Hawkins had been involved in the growth of the airport since 1988. This included the $180 million Jean Batten International Terminal expansion completed in December 1997, and the expansion of the group check-in area and an extension to the outbound baggage area.

The latest extension involved three components: the expansion of the arrivals area, departure area and the retail sites inside the terminal.

The project was due to be completed by November 2001 in time for the Christmas influx of inward and outgoing passengers


10 years ago:

Minister for Building Issues Clayton Cosgrove opened the RMBF conference in Queenstown by announcing that the Government had officially approved the introduction of a licensing regime for building practitioners.

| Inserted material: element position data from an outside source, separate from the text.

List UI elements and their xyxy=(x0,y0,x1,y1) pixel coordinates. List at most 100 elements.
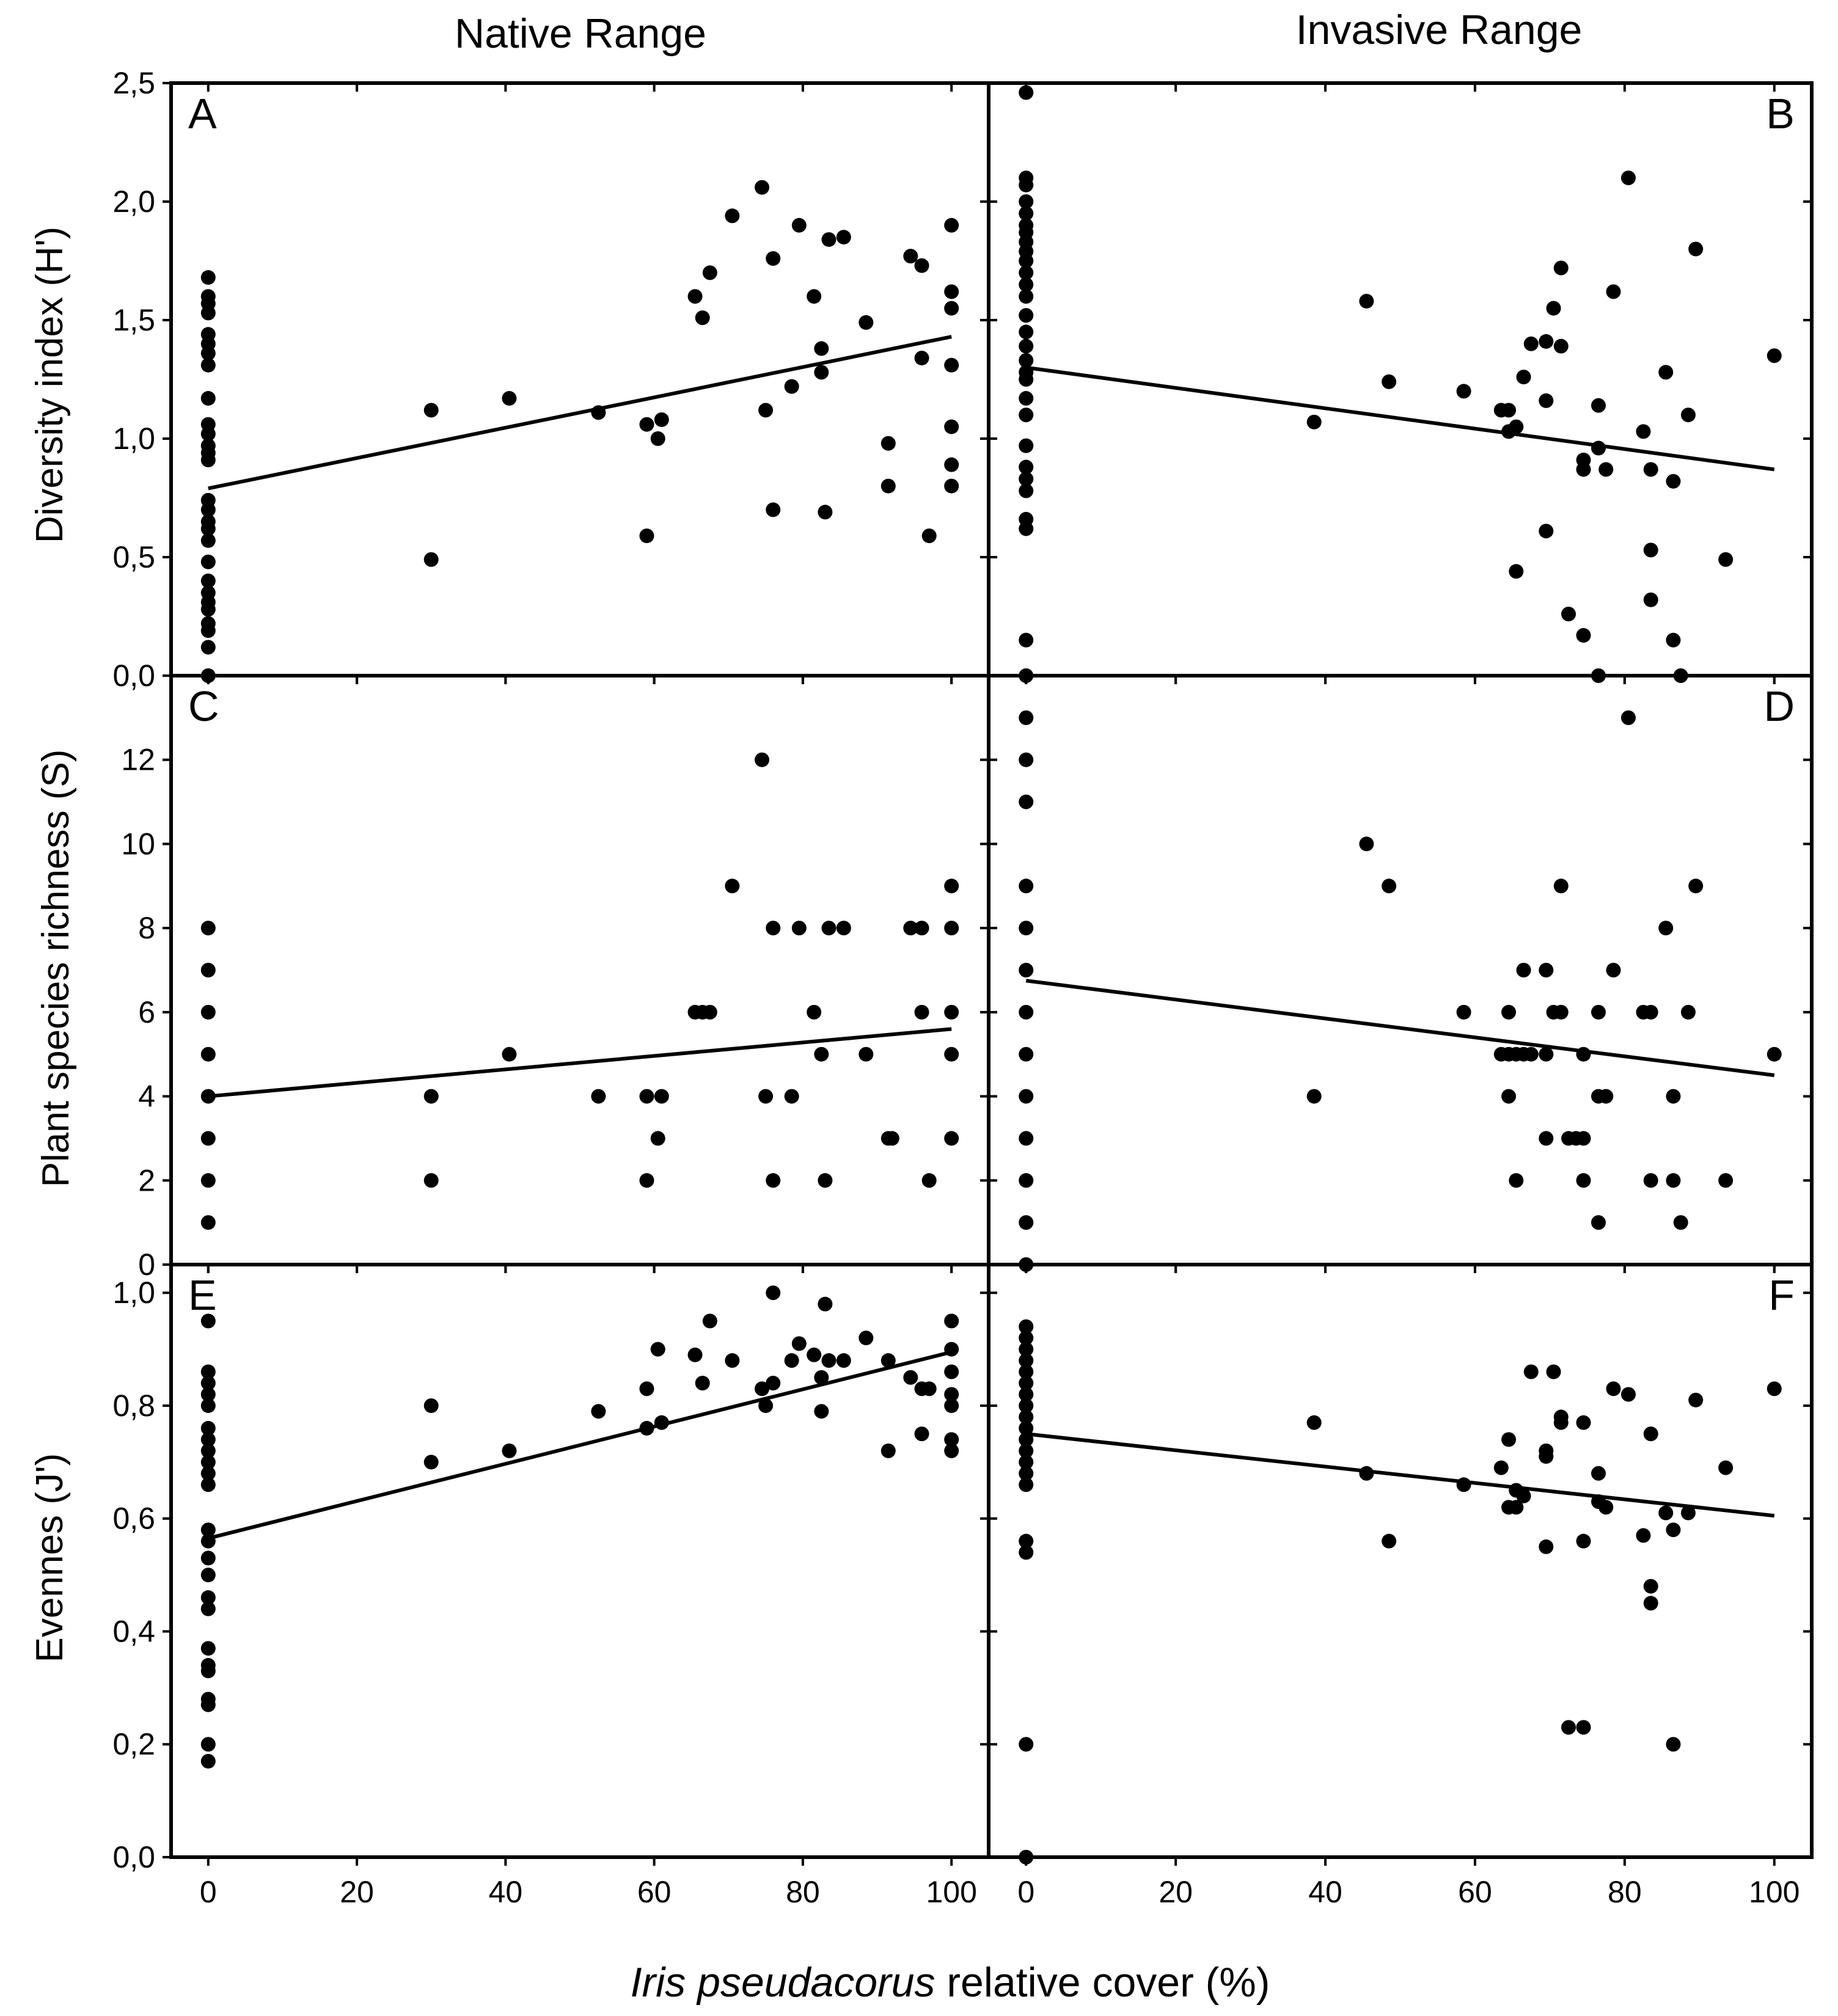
data-point xyxy=(944,1131,959,1146)
data-point xyxy=(1680,1505,1696,1521)
data-point xyxy=(881,1443,896,1458)
data-point xyxy=(200,1420,216,1436)
data-point xyxy=(650,1342,665,1357)
data-point xyxy=(1019,1545,1034,1560)
data-point xyxy=(818,505,833,520)
data-point xyxy=(502,1443,517,1458)
x-tick-label: 40 xyxy=(489,1875,523,1909)
data-point xyxy=(1591,1215,1606,1230)
data-point xyxy=(1019,1331,1034,1346)
data-point xyxy=(1643,1004,1658,1020)
data-point xyxy=(200,1737,216,1752)
data-point xyxy=(1019,710,1034,725)
data-point xyxy=(1359,1466,1374,1481)
data-point xyxy=(654,1089,669,1104)
data-point xyxy=(200,426,216,442)
data-point xyxy=(1643,1426,1658,1442)
data-point xyxy=(1019,391,1034,406)
data-point xyxy=(1359,293,1374,309)
data-point xyxy=(944,419,959,434)
data-point xyxy=(1019,289,1034,304)
col-title-invasive: Invasive Range xyxy=(1296,7,1583,53)
data-point xyxy=(914,351,929,366)
data-point xyxy=(758,1398,774,1413)
data-point xyxy=(1516,1488,1531,1503)
data-point xyxy=(1606,963,1621,977)
ylabel-diversity: Diversity index (H') xyxy=(29,227,71,543)
data-point xyxy=(639,1089,654,1104)
data-point xyxy=(1643,1173,1658,1188)
x-tick-label: 80 xyxy=(1608,1875,1642,1909)
data-point xyxy=(200,1215,216,1230)
data-point xyxy=(1019,1850,1034,1864)
data-point xyxy=(200,1432,216,1447)
data-point xyxy=(1591,440,1606,456)
data-point xyxy=(1666,1522,1681,1538)
data-point xyxy=(200,1455,216,1470)
data-point xyxy=(921,528,937,544)
data-point xyxy=(725,1353,740,1368)
data-point xyxy=(1501,1089,1517,1104)
regression-line xyxy=(208,335,952,491)
x-axis-label-species: Iris pseudacorus xyxy=(631,1959,935,2006)
data-point xyxy=(650,431,665,446)
data-point xyxy=(881,1353,896,1368)
data-point xyxy=(944,1432,959,1447)
data-point xyxy=(1636,424,1651,439)
data-point xyxy=(914,921,929,936)
data-point xyxy=(1019,1409,1034,1425)
panel-C: 0 2 4 6 8 10 12 C xyxy=(121,674,990,1282)
data-point xyxy=(1539,524,1554,539)
data-point xyxy=(591,405,606,420)
data-point xyxy=(881,478,896,494)
data-point xyxy=(921,1381,937,1397)
x-tick-label: 100 xyxy=(926,1875,976,1909)
data-point xyxy=(1553,1004,1569,1020)
data-point xyxy=(814,1046,829,1062)
data-point xyxy=(1620,710,1636,725)
data-point xyxy=(1539,1539,1554,1554)
data-point xyxy=(1382,374,1397,389)
data-point xyxy=(1509,1173,1524,1188)
data-point xyxy=(1509,564,1524,579)
data-point xyxy=(423,552,439,567)
data-point xyxy=(1718,1460,1734,1475)
data-point xyxy=(1019,963,1034,977)
regression-line xyxy=(1025,365,1775,472)
data-point xyxy=(1019,1398,1034,1413)
data-point xyxy=(944,1398,959,1413)
data-point xyxy=(1718,1173,1734,1188)
data-point xyxy=(1019,265,1034,280)
data-point xyxy=(1553,1415,1569,1430)
y-tick-label: 0,8 xyxy=(112,1389,155,1423)
data-point xyxy=(755,752,770,767)
data-point xyxy=(758,403,774,418)
data-point xyxy=(200,1004,216,1020)
panels: 0,0 0,5 1,0 1,5 2,0 2,5 A B 0 2 4 6 8 10 12 C D 0,0 0,2 0,4… xyxy=(112,66,1814,1909)
data-point xyxy=(1576,462,1591,477)
data-point xyxy=(200,1477,216,1492)
data-point xyxy=(1523,1046,1539,1062)
data-point xyxy=(914,1426,929,1442)
panel-frame xyxy=(169,1263,990,1859)
y-tick-label: 0,4 xyxy=(112,1614,155,1648)
data-point xyxy=(1539,334,1554,349)
data-point xyxy=(881,436,896,451)
data-point xyxy=(1767,1381,1782,1397)
data-point xyxy=(818,1296,833,1312)
data-point xyxy=(766,502,781,517)
data-point xyxy=(200,1387,216,1402)
data-point xyxy=(1019,324,1034,340)
data-point xyxy=(1019,1432,1034,1447)
data-point xyxy=(687,1347,703,1362)
data-point xyxy=(1666,1173,1681,1188)
data-point xyxy=(725,208,740,224)
data-point xyxy=(1643,1596,1658,1611)
data-point xyxy=(1539,1449,1554,1464)
data-point xyxy=(903,921,918,936)
data-point xyxy=(1382,1533,1397,1549)
x-tick-label: 60 xyxy=(637,1875,672,1909)
data-point xyxy=(1509,419,1524,434)
data-point xyxy=(200,554,216,569)
data-point xyxy=(1620,170,1636,186)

In what he called perhaps the most profound changes to New Zealand’s construction industry in its entire history, Mr Cosgrove elaborated on the programme ahead, which was to be fully in place by 2011, with voluntary uptake beginning in 2007.

He anticipated that 28,000 builders, designers and tradespeople would seek licences.

“It is time to remove the cowboys from the construction industry,” Mr Cosgrove said. “Licensing will set benchmark standards of competence, and give the public renewed confidence in the many professional builders who are out there. This is something your industry has needed, wanted and, in fact, demanded,” Mr Cosgrove told the conference.


5 years ago:

Metals New Zealand, a new pan-industry body representing New Zealand’s diverse metals industry, was launched at the annual Metals Industry Conference held in Wellington.

Inaugural Metals New Zealand chairman Noel Davies said the industry had been a significant contributor to the economy since its beginnings in the 1860s, but that it now needed to work together more effectively in the face of economic headwinds and stiff competition, particularly from imported products.

“As an industry we’ve had a long and proud history contributing to the building of New Zealand and our economy. We now employ over 26,000 people in a diverse range of companies, and last year exported $2.3 billion worth of product, or 5.5% of the country’s total exports,” Mr Davies said.